The Millennium Trip – Letter #13

Mickey Mouse walked into the cafe closely followed by Pluto. He was dressed in battle fatigues and he had a green handkerchief tied over his head in the way favoured by GI’s during the war. He had cut two holes in the top of the handkerchief where his ears stuck out.

“Where are you going, Mickey?” I asked curiously.

“We’re going to look for Donald. He’s MIA.” He answered.

Pluto nodded his head rapidly, bounded happily around Mickey and then sat down panting.

“…Missing in action?”

“No, silly!” He giggled at my stupidity. “The war has been over forever. He’s missing in ‘Anoi.”

He pronounced the name like a cockney would, which I thought was a bit strange.

“You know the Vietnamese will never let you walk around in public like that.” I blurted.

“Yes,” He mused. “I was thinking about that. We might go to Laos instead. It is supposed to be much cooler now.”

It was hot. I could feel sweat pooling on my brow and Pluto was still panting next to me.

“Well,” I resigned myself. “If you have to go then you better take some rations with you.” I handed him a packet of animal biscuits.

“Oh boy!” He exclaimed. “Look Pluto, I haven’t seen these since I was a little mouse.”

He opened the packet and took out a biscuit. It had light-blue icing on top and a white elephant in the middle. The elephant stirred, as if

waking. It stretched and shook itself like a dog. It’s white ears spinning like a ceiling fan. Then it turned around and, using its trunk like a feeler, began to inspect the elephant-shaped depression it had left behind itself. Pluto was growling.

“Wow,” whispered Mickey, still holding the biscuit. “I’ve never seen an African elephant before.”

“Well I have,” I said pompously. “And they certainly don’t look like that.”

I always use words like certainly when I’m dreaming. When I’m awake I say “definitely” and begin sentences with “but” and “maybe”.

Sadly my dreams have become a lot less vivid and less um, interesting since I stopped taking Larium, the infamous malarial prophylactic. Vietnamese strains of malaria have proved to be resistant to chloroquine, the major ingredient of most other prophylactics. However, after repeated night-sweats, heart-palpitations, headaches and dizzy spells I think I am better off taking my chances against the mosquitoes.

Hoi An Village

Hoi An Village, Vietnam
19 September 1999

Hanoi (map): Cafe’s, French pastries, ice-cream and baguettes. Wide boulevards lined with trees and colonial houses, and teeming with bicycles and mopeds. Children playing badminton in the street. Pretty Vietnamese women wearing unflattering hats. Lovers walking hand in hand or idling beside the lakes. And just a little Joie de vivre to balance all of the American and Japanese influence you come across in this money-crazy world of ours.

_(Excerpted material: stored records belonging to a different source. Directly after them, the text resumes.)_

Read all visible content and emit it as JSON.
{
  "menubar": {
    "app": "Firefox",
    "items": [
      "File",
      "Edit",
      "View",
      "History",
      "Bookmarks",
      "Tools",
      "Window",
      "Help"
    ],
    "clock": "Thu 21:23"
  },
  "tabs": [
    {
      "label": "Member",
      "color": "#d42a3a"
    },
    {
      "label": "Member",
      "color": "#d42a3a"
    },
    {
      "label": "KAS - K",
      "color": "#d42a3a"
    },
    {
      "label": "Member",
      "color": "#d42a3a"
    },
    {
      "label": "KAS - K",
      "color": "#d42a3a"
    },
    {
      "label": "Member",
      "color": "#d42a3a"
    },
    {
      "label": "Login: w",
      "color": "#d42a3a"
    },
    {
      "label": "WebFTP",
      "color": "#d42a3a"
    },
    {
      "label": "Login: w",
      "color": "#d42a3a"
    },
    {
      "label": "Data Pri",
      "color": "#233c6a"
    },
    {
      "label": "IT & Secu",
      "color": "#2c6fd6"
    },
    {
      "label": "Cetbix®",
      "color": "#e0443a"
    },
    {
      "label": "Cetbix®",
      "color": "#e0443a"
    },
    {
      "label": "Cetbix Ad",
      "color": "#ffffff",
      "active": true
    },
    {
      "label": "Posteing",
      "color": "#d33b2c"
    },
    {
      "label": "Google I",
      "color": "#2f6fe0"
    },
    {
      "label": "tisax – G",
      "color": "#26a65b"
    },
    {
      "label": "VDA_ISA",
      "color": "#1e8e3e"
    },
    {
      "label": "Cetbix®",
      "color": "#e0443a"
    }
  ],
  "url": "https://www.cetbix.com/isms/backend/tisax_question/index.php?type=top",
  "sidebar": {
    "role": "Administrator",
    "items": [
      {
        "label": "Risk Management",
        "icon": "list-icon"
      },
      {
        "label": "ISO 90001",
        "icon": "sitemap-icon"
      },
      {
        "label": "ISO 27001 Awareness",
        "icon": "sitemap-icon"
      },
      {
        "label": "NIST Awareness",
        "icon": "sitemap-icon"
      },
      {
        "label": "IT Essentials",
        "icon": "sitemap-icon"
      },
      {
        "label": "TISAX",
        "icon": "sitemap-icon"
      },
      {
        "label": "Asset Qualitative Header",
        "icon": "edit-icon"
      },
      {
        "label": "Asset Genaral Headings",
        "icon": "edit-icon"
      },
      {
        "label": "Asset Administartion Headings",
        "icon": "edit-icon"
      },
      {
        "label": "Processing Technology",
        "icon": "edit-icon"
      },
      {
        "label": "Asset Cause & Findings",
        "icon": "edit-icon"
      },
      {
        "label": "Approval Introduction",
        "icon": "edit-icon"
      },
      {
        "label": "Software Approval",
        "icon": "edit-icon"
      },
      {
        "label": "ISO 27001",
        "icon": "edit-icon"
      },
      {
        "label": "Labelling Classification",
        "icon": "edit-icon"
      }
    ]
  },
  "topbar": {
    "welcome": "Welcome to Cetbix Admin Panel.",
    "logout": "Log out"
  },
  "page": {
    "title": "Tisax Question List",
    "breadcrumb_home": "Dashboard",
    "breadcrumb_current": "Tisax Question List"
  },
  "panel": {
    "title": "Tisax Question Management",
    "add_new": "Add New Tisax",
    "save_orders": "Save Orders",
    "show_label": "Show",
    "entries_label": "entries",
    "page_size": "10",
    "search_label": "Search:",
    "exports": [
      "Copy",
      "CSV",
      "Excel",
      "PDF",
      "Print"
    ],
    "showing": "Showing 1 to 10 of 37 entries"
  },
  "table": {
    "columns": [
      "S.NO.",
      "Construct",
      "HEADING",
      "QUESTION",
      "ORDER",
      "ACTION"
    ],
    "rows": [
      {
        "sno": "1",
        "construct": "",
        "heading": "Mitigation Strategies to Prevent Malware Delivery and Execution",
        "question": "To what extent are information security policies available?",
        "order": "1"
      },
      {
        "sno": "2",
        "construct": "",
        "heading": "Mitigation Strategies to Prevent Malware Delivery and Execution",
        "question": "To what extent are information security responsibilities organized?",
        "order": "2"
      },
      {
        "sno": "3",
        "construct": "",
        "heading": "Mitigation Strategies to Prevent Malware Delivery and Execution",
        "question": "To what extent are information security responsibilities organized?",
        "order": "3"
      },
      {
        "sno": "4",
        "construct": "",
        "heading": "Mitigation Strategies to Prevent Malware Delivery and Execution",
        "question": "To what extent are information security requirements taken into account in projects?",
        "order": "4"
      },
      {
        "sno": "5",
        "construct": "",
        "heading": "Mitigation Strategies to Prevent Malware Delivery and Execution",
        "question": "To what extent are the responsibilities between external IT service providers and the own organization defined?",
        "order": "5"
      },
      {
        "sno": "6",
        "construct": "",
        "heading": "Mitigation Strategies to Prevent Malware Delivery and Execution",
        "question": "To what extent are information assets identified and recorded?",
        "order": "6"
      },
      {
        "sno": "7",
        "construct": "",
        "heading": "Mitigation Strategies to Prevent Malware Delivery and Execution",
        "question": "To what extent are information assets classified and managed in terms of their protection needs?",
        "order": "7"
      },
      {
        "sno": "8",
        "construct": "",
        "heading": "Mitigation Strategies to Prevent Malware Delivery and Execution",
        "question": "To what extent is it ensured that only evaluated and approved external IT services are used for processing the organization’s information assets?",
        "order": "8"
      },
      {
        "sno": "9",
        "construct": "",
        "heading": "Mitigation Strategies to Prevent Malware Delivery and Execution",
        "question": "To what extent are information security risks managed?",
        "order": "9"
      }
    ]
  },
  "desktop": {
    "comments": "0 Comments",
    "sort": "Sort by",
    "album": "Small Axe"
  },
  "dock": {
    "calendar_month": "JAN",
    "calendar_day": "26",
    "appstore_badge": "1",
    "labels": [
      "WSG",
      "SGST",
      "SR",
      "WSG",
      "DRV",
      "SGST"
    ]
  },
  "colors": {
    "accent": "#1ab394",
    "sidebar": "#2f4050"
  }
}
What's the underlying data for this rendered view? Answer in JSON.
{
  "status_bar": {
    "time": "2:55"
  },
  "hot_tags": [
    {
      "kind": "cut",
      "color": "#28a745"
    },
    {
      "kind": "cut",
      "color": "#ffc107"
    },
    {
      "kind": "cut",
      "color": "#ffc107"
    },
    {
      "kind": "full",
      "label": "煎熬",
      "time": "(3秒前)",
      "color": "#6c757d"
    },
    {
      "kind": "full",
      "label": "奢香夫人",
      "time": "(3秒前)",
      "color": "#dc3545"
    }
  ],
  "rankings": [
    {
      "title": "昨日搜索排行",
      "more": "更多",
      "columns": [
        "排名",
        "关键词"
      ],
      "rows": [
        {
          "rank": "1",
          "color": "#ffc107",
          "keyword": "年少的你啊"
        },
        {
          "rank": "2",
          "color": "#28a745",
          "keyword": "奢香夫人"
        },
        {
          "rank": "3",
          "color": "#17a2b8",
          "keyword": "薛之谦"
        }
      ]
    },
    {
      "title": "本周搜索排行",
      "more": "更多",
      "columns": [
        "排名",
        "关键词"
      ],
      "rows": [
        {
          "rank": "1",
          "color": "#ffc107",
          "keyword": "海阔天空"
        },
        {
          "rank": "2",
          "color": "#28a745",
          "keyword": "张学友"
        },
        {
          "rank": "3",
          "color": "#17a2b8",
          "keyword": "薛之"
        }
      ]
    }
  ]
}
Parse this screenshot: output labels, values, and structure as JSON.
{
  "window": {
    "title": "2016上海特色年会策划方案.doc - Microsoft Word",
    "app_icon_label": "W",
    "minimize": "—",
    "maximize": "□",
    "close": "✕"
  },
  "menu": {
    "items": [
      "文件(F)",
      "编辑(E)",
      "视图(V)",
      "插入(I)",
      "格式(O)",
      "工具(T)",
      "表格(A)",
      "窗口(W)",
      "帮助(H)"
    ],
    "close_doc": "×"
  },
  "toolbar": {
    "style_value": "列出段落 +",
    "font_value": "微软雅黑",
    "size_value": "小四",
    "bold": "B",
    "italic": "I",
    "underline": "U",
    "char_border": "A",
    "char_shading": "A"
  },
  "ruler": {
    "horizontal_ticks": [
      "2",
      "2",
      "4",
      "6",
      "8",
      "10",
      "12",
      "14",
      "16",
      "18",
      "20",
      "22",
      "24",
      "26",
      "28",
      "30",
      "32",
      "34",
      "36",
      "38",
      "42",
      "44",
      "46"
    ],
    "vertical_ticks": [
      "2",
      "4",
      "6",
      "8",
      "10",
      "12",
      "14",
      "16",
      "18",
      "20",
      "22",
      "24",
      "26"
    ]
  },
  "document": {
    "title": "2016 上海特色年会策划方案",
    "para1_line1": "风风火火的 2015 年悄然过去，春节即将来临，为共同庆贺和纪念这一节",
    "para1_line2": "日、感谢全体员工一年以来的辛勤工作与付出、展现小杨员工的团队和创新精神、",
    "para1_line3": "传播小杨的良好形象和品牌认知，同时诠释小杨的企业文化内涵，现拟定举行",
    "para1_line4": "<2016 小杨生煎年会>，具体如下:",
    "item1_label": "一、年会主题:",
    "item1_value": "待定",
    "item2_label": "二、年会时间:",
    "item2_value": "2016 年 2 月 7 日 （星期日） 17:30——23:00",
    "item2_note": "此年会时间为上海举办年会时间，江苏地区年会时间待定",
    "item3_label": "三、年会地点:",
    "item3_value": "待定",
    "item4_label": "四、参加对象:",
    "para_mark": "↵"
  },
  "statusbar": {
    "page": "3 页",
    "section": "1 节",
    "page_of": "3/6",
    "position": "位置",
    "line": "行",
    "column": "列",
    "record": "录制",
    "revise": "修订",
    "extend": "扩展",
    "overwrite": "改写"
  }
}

Am staying in a windowless little $6 room with panel-board walls, a lino floor and a rusty, noisy air-conditioner from the dark ages. In fact, I wonder whether it works on electricity at all. After you have switched it on you still have to bang it a few times to get it going. Perhaps it’s attached to a bell-boy on a pedal-bike out back or something. Still, worth it at twice the price. Ozone layer be damned and Lee Perry/Quindon Tarver along with it.